Metastatik Hastalık Tedavisi Nedir
Mide kanserli birçok hasta (%20-%30) evre IV olarak başvurmakta ve önce lokalize hastalık zannedilen edilen hastaların bile tam bir evreleme sonrasında, ek %28-37’sinin metastatik olduğu saptanmaktadır. Evre IV hastalar için beş yıllık sağkalım sıfıra yakındır. Böylece, yeni tanı konulan birçok hasta kür şansını kaybetmiş bulunmaktadır (39). Kemoterapi, ilerlemiş mide kanserinde en iyi destek bakımla kıyaslandığında, yaşam kalitesini iyileştirmekte ve sağkalımı uzatmaktadır (42). Metastatik hastalıkta genelde en iyi destek bakımla sağkalım 3-6 ay, kemoterapi uygulaması ile 9-11 aya kadar uzatılabilmektedir. Bu nedenle kemoterapinin uygulanması düşüncesi standarttır.

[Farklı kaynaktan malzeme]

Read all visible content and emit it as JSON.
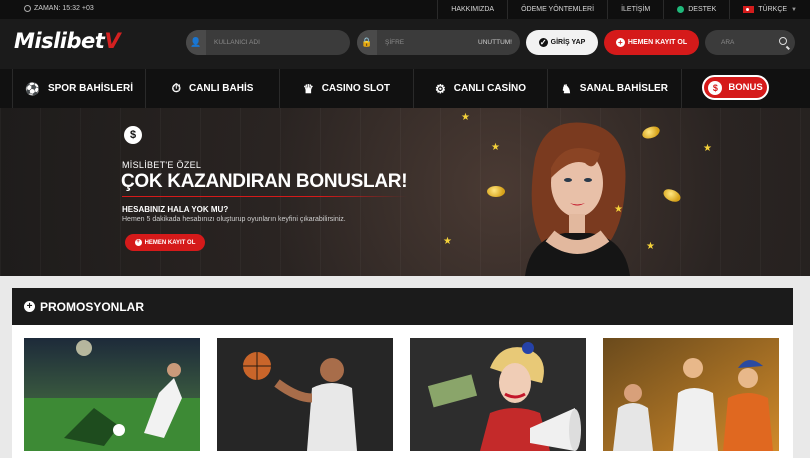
{
  "topbar": {
    "time": "ZAMAN: 15:32 +03",
    "links": [
      "HAKKIMIZDA",
      "ÖDEME YÖNTEMLERİ",
      "İLETİŞİM"
    ],
    "support": "DESTEK",
    "language": "TÜRKÇE"
  },
  "header": {
    "logo_main": "Mislibet",
    "logo_mark": "V",
    "username_placeholder": "KULLANICI ADI",
    "password_placeholder": "ŞİFRE",
    "forgot": "UNUTTUM!",
    "login": "GİRİŞ YAP",
    "register": "HEMEN KAYIT OL",
    "search_placeholder": "ARA"
  },
  "nav": {
    "items": [
      {
        "label": "SPOR BAHİSLERİ",
        "icon": "soccer-ball-icon"
      },
      {
        "label": "CANLI BAHİS",
        "icon": "stopwatch-icon"
      },
      {
        "label": "CASINO SLOT",
        "icon": "crown-icon"
      },
      {
        "label": "CANLI CASİNO",
        "icon": "chip-icon"
      },
      {
        "label": "SANAL BAHİSLER",
        "icon": "horse-icon"
      }
    ],
    "bonus": "BONUS"
  },
  "banner": {
    "pre_title": "MİSLİBET'E ÖZEL",
    "headline": "ÇOK KAZANDIRAN BONUSLAR!",
    "question": "HESABINIZ HALA YOK MU?",
    "description": "Hemen 5 dakikada hesabınızı oluşturup oyunların keyfini çıkarabilirsiniz.",
    "cta": "HEMEN KAYIT OL"
  },
  "promotions": {
    "title": "PROMOSYONLAR"
  },
  "colors": {
    "brand_red": "#d51a1a",
    "dark": "#1b1b1b"
  }
}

Mide kanserinde birçok kemoterapötik ajan kullanılmıştır. Mide kanserinde kemoterapi rejimlerinin köşe taşı 5-FU’dur. Tek ajan, cevap oranları yaklaşık %20-%30’lardadır. Major yan etkileri mukozit, diyare, miyelosupresyon ve devamlı infüzyon şeklinde kullanıldığında el ayak sendromudur. Mide kanseri tedavisinde kullanılan diğer aktif tek ajanlar mitomisin C, antrasiklinler (doksorubisin, epirubisin), cisplatin ve etoposittir. Bu ajanların cevap oranları %6-30 arasında değişmektedir.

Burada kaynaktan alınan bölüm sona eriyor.